While working with Noor to edit a short piece of mine for volume 7 of Papercuts, towards the end of the process, I realized I hadn’t changed one of the characters’ name. That realization broad-sided me as I realized I was telling quite an intimate tale that involved people other than myself. With Papercuts accessible online and subject to Google’s tentacles, there’s a possibility that my cousins in India would now have access to that part of me that I hid from them. (Sidenote: I’ve seen the re-designed website for Papercuts and it rocks. It’s shaped up to be quite a strong representation of the talent at Desi Writers Lounge.

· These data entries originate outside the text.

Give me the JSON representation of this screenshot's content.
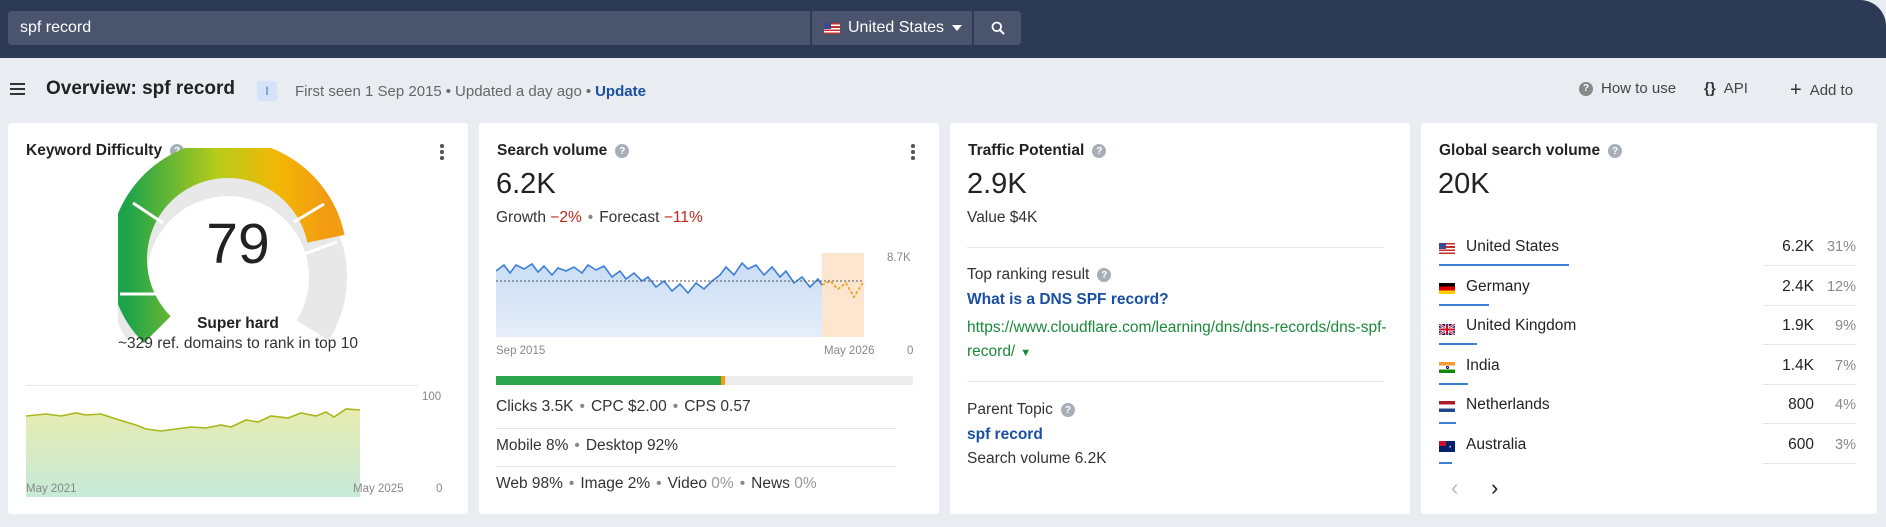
{
  "search": {
    "query": "spf record"
  },
  "country": {
    "selected": "United States"
  },
  "header": {
    "title": "Overview: spf record",
    "intent_badge": "I",
    "first_seen": "First seen 1 Sep 2015",
    "updated": "Updated a day ago",
    "update_link": "Update",
    "how_to_use": "How to use",
    "api": "API",
    "add_to": "Add to"
  },
  "kd": {
    "title": "Keyword Difficulty",
    "value": "79",
    "value_fraction": 0.79,
    "label": "Super hard",
    "description": "~329 ref. domains to rank in top 10",
    "chart_y_max": "100",
    "chart_y_min": "0",
    "chart_start": "May 2021",
    "chart_end": "May 2025"
  },
  "sv": {
    "title": "Search volume",
    "value": "6.2K",
    "growth_label": "Growth",
    "growth_value": "−2%",
    "forecast_label": "Forecast",
    "forecast_value": "−11%",
    "chart_y_max": "8.7K",
    "chart_y_min": "0",
    "chart_start": "Sep 2015",
    "chart_end": "May 2026",
    "clicks": "Clicks 3.5K",
    "cpc": "CPC $2.00",
    "cps": "CPS 0.57",
    "mobile": "Mobile 8%",
    "desktop": "Desktop 92%",
    "web": "Web 98%",
    "image": "Image 2%",
    "video_label": "Video",
    "video_value": "0%",
    "news_label": "News",
    "news_value": "0%",
    "serp_bar": {
      "green": 0.54,
      "orange": 0.01
    }
  },
  "tp": {
    "title": "Traffic Potential",
    "value": "2.9K",
    "value_line": "Value $4K",
    "top_result_label": "Top ranking result",
    "top_result_title": "What is a DNS SPF record?",
    "top_result_url": "https://www.cloudflare.com/learning/dns/dns-records/dns-spf-record/",
    "parent_label": "Parent Topic",
    "parent_link": "spf record",
    "parent_volume": "Search volume 6.2K"
  },
  "gsv": {
    "title": "Global search volume",
    "value": "20K",
    "countries": [
      {
        "name": "United States",
        "volume": "6.2K",
        "share": "31%",
        "share_fraction": 0.31,
        "flag": "us-flag"
      },
      {
        "name": "Germany",
        "volume": "2.4K",
        "share": "12%",
        "share_fraction": 0.12,
        "flag": "de-flag"
      },
      {
        "name": "United Kingdom",
        "volume": "1.9K",
        "share": "9%",
        "share_fraction": 0.09,
        "flag": "gb-flag"
      },
      {
        "name": "India",
        "volume": "1.4K",
        "share": "7%",
        "share_fraction": 0.07,
        "flag": "in-flag"
      },
      {
        "name": "Netherlands",
        "volume": "800",
        "share": "4%",
        "share_fraction": 0.04,
        "flag": "nl-flag"
      },
      {
        "name": "Australia",
        "volume": "600",
        "share": "3%",
        "share_fraction": 0.03,
        "flag": "au-flag"
      }
    ]
  },
  "colors": {
    "topbar": "#2d3a55",
    "link_blue": "#1a4fa3",
    "link_green": "#1b8a3a",
    "negative": "#c0281c",
    "chart_blue": "#3d7fd8"
  }
}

You all should be uber-excited!)

There was a brief moment where I considered breathing into a paper bag, but then the writer in me, the one who has always had the backbone, snarked, “Well, then you either better hope they never find it; hope that if they find it, they’ll understand; or if they read it and don’t understand, then you better get ready to deal with the fall out – because this story is getting told.” After another dirty look thrown at the hyperventilating pansy, the writer strode off to start penning the continuation of her story.

A Sombre Update

As an unimaginable disaster unfolds in Pakistan in the shape of massive floods, the Desi Writers Lounge community is planning an initiative to take part in the relief efforts as best as it can. We have several ideas brewing on the forums. Primarily we are focusing on ways to get the international community to take note of the horrific plight of millions of Pakistanis. The biggest source of distress right now is the weak response and media coverage internationally, and what that means in terms of aid money that is required urgently.

We have issued a call for articles and eye witness accounts from members based in Pakistan who have the means to visit relief camps and collection centers, which we intend to promote on international blogs and online publications. Another idea in the pipelines is that of a writing competition with an entrance fee in the form of a check made out to a specific relief organization (we have not decided which one yet). We are thinking of promoting this writing competition in universities outside of Pakistan, and roping in guest judges who are established authors and journalists.

These and other ideas are being discussed on the forums currently, and we would love to get feedback and input from you.